Rosihan Anwar membawa Frans Mendur, ahli potret dari IPPHOS. Juga tukang potret kesayangan Bung Karno. "Nanti kalo Dirman datang, kamu potret yang bagus" kata Bung Karno. Frans Mendur mengangguk.

Lalu datanglah Sudirman ke Gedung Agung, tempat tinggal Bung Karno. Dirman berdiri saja di pojokan, ia kaku, perasaannya masih marah.

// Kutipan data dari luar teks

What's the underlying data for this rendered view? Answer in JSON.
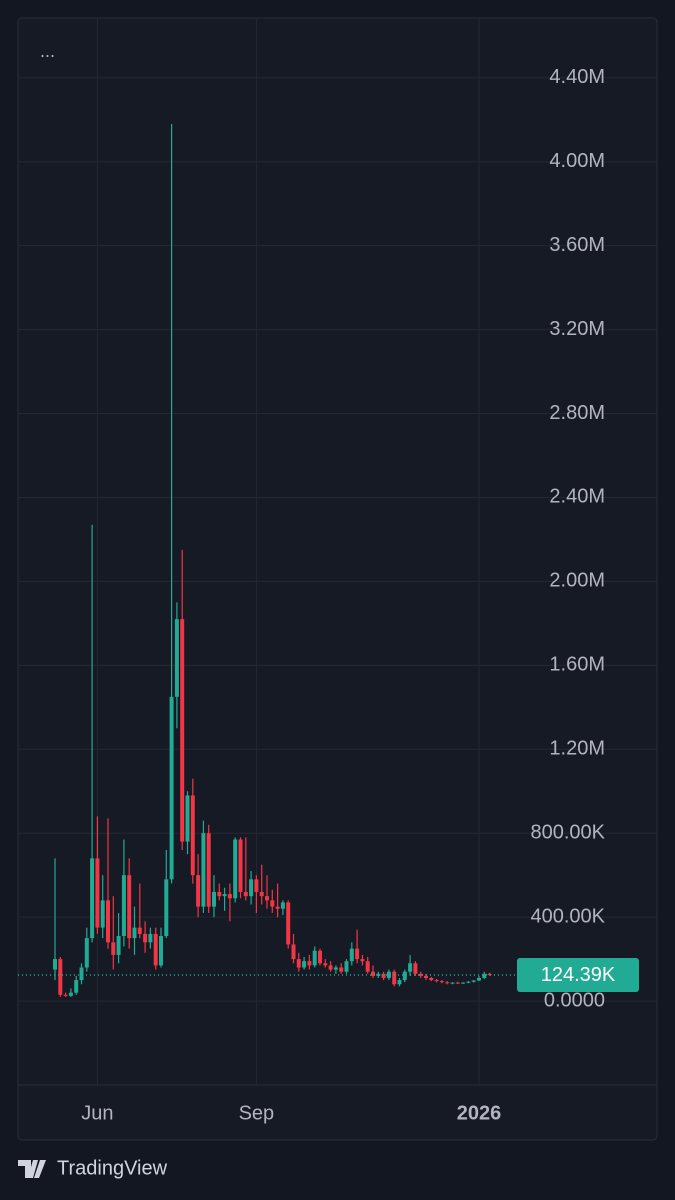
{
  "chart_data": {
    "type": "candlestick",
    "menu": "...",
    "brand": "TradingView",
    "up_color": "#22ab94",
    "down_color": "#f23645",
    "grid": true,
    "ylim": [
      -400000,
      4685000
    ],
    "yticks": [
      {
        "value": 0,
        "label": "0.0000"
      },
      {
        "value": 400000,
        "label": "400.00K"
      },
      {
        "value": 800000,
        "label": "800.00K"
      },
      {
        "value": 1200000,
        "label": "1.20M"
      },
      {
        "value": 1600000,
        "label": "1.60M"
      },
      {
        "value": 2000000,
        "label": "2.00M"
      },
      {
        "value": 2400000,
        "label": "2.40M"
      },
      {
        "value": 2800000,
        "label": "2.80M"
      },
      {
        "value": 3200000,
        "label": "3.20M"
      },
      {
        "value": 3600000,
        "label": "3.60M"
      },
      {
        "value": 4000000,
        "label": "4.00M"
      },
      {
        "value": 4400000,
        "label": "4.40M"
      }
    ],
    "last_price": {
      "value": 124390,
      "label": "124.39K"
    },
    "categories": [
      null,
      null,
      null,
      null,
      null,
      null,
      null,
      null,
      "Jun",
      null,
      null,
      null,
      null,
      null,
      null,
      null,
      null,
      null,
      null,
      null,
      null,
      null,
      null,
      null,
      null,
      null,
      null,
      null,
      null,
      null,
      null,
      null,
      null,
      null,
      null,
      null,
      null,
      null,
      "Sep",
      null,
      null,
      null,
      null,
      null,
      null,
      null,
      null,
      null,
      null,
      null,
      null,
      null,
      null,
      null,
      null,
      null,
      null,
      null,
      null,
      null,
      null,
      null,
      null,
      null,
      null,
      null,
      null,
      null,
      null,
      null,
      null,
      null,
      null,
      null,
      null,
      null,
      null,
      null,
      null,
      null,
      "2026",
      null,
      null
    ],
    "open": [
      150000,
      200000,
      30000,
      25000,
      40000,
      100000,
      160000,
      300000,
      680000,
      350000,
      480000,
      280000,
      220000,
      310000,
      600000,
      300000,
      350000,
      320000,
      280000,
      320000,
      170000,
      310000,
      580000,
      1450000,
      1820000,
      760000,
      980000,
      600000,
      450000,
      800000,
      450000,
      520000,
      500000,
      510000,
      490000,
      770000,
      520000,
      500000,
      580000,
      520000,
      500000,
      480000,
      450000,
      440000,
      470000,
      270000,
      200000,
      160000,
      190000,
      170000,
      240000,
      180000,
      170000,
      150000,
      160000,
      140000,
      190000,
      250000,
      200000,
      190000,
      140000,
      120000,
      130000,
      110000,
      140000,
      80000,
      100000,
      140000,
      180000,
      130000,
      120000,
      110000,
      100000,
      95000,
      90000,
      85000,
      88000,
      85000,
      88000,
      92000,
      98000,
      110000,
      130000
    ],
    "high": [
      680000,
      210000,
      40000,
      60000,
      120000,
      180000,
      350000,
      2270000,
      880000,
      600000,
      870000,
      500000,
      420000,
      770000,
      680000,
      450000,
      560000,
      380000,
      350000,
      350000,
      350000,
      720000,
      4180000,
      1900000,
      2150000,
      1000000,
      1060000,
      700000,
      860000,
      840000,
      600000,
      560000,
      540000,
      560000,
      780000,
      780000,
      780000,
      620000,
      600000,
      650000,
      600000,
      530000,
      560000,
      480000,
      480000,
      320000,
      230000,
      210000,
      220000,
      260000,
      250000,
      200000,
      190000,
      170000,
      180000,
      200000,
      280000,
      340000,
      220000,
      210000,
      170000,
      140000,
      140000,
      150000,
      150000,
      110000,
      150000,
      220000,
      190000,
      140000,
      130000,
      115000,
      105000,
      100000,
      95000,
      90000,
      92000,
      90000,
      95000,
      100000,
      120000,
      140000,
      135000
    ],
    "low": [
      100000,
      20000,
      20000,
      20000,
      30000,
      80000,
      140000,
      280000,
      320000,
      300000,
      250000,
      150000,
      180000,
      260000,
      250000,
      220000,
      300000,
      230000,
      250000,
      150000,
      160000,
      300000,
      560000,
      1300000,
      720000,
      700000,
      560000,
      400000,
      420000,
      420000,
      400000,
      480000,
      430000,
      380000,
      470000,
      490000,
      480000,
      460000,
      420000,
      460000,
      440000,
      420000,
      400000,
      410000,
      250000,
      180000,
      140000,
      150000,
      150000,
      160000,
      170000,
      160000,
      140000,
      130000,
      130000,
      130000,
      170000,
      180000,
      170000,
      130000,
      110000,
      110000,
      100000,
      100000,
      70000,
      70000,
      90000,
      120000,
      120000,
      110000,
      100000,
      95000,
      90000,
      85000,
      80000,
      80000,
      82000,
      82000,
      85000,
      88000,
      95000,
      105000,
      120000
    ],
    "close": [
      200000,
      30000,
      25000,
      40000,
      100000,
      160000,
      300000,
      680000,
      350000,
      480000,
      280000,
      220000,
      310000,
      600000,
      300000,
      350000,
      320000,
      280000,
      320000,
      170000,
      310000,
      580000,
      1450000,
      1820000,
      760000,
      980000,
      600000,
      450000,
      800000,
      450000,
      520000,
      500000,
      510000,
      490000,
      770000,
      520000,
      500000,
      580000,
      520000,
      500000,
      480000,
      450000,
      440000,
      470000,
      270000,
      200000,
      160000,
      190000,
      170000,
      240000,
      180000,
      170000,
      150000,
      160000,
      140000,
      190000,
      250000,
      200000,
      190000,
      140000,
      120000,
      130000,
      110000,
      140000,
      80000,
      100000,
      140000,
      180000,
      130000,
      120000,
      110000,
      100000,
      95000,
      90000,
      85000,
      88000,
      85000,
      88000,
      92000,
      98000,
      110000,
      130000,
      124390
    ]
  }
}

Tapi bukan Sukarno namanya yang mampu mencairkan suasana, ia mampu membuat Dirman tertunduk dan merasa hormat pada Sukarno yang lagak lagunya seperti bintang Tonil tahun 1930-an.

Sukarno datang sendiri ke Dirman dan memeluknya, tapi Dirman masih kaku, setelah memeluk Sudirman, Bung Karno melihat ke arah Frans Mendur dan berkata cepat "Dapet nggak sentuhannya?"

Frans Mendur menggeleng dan menyahut "Terlalu cepat"

"Ya udah diulang lagi, adegan zoetnjes-nya" (zoentjes =ciuman)...
kata Bung Karno, lalu Bung Karno memanggil Sudirman agar mendekat. "Ayo supaya lebih dramatik" entah kenapa Dirman menurut saja bagai bintang iklan yang sedang disuruh sutradara.

Akhirnya momen pelukan Bung Karno dan Pak Dirman jadi foto paling terkenal sebagai 'Foto penutup perang Revolusi 1945-1949'.


Foto bersejarah Bung Karno memeluk Jenderal Soedirman

Taktik kamera Bung Karno ini untuk menunjukkan pada dunia bahwa tak ada isu kudeta militer yang akan memberontak pada pemerintah karena penolakan KMB 1949, sekaligus menunjukkan pada pasukan mbalelo penolak KMB yang masih di hutan bahwa militer sudah bersatu dengan pemerintah dibawah komando Sukarno dengan perasaan haru.

Sukarno mampu secara efektif menggerakkan sebuah gambar sebagai bagian penggerakkan alam pikiran bahwa sadar psikologi massa. Karena bagaimanapun sejak masih di HBS (sekarang SMA) Sukarno adalah seorang sutradara, lakon pentas pertama kali yang ia bawakan adalah lakon komedi. Andai Bung Karno nggak diajarin politik sama Tjokroaminoto mungkin Bung Karno akan bekerja sebagai fotografer atau sutradara film.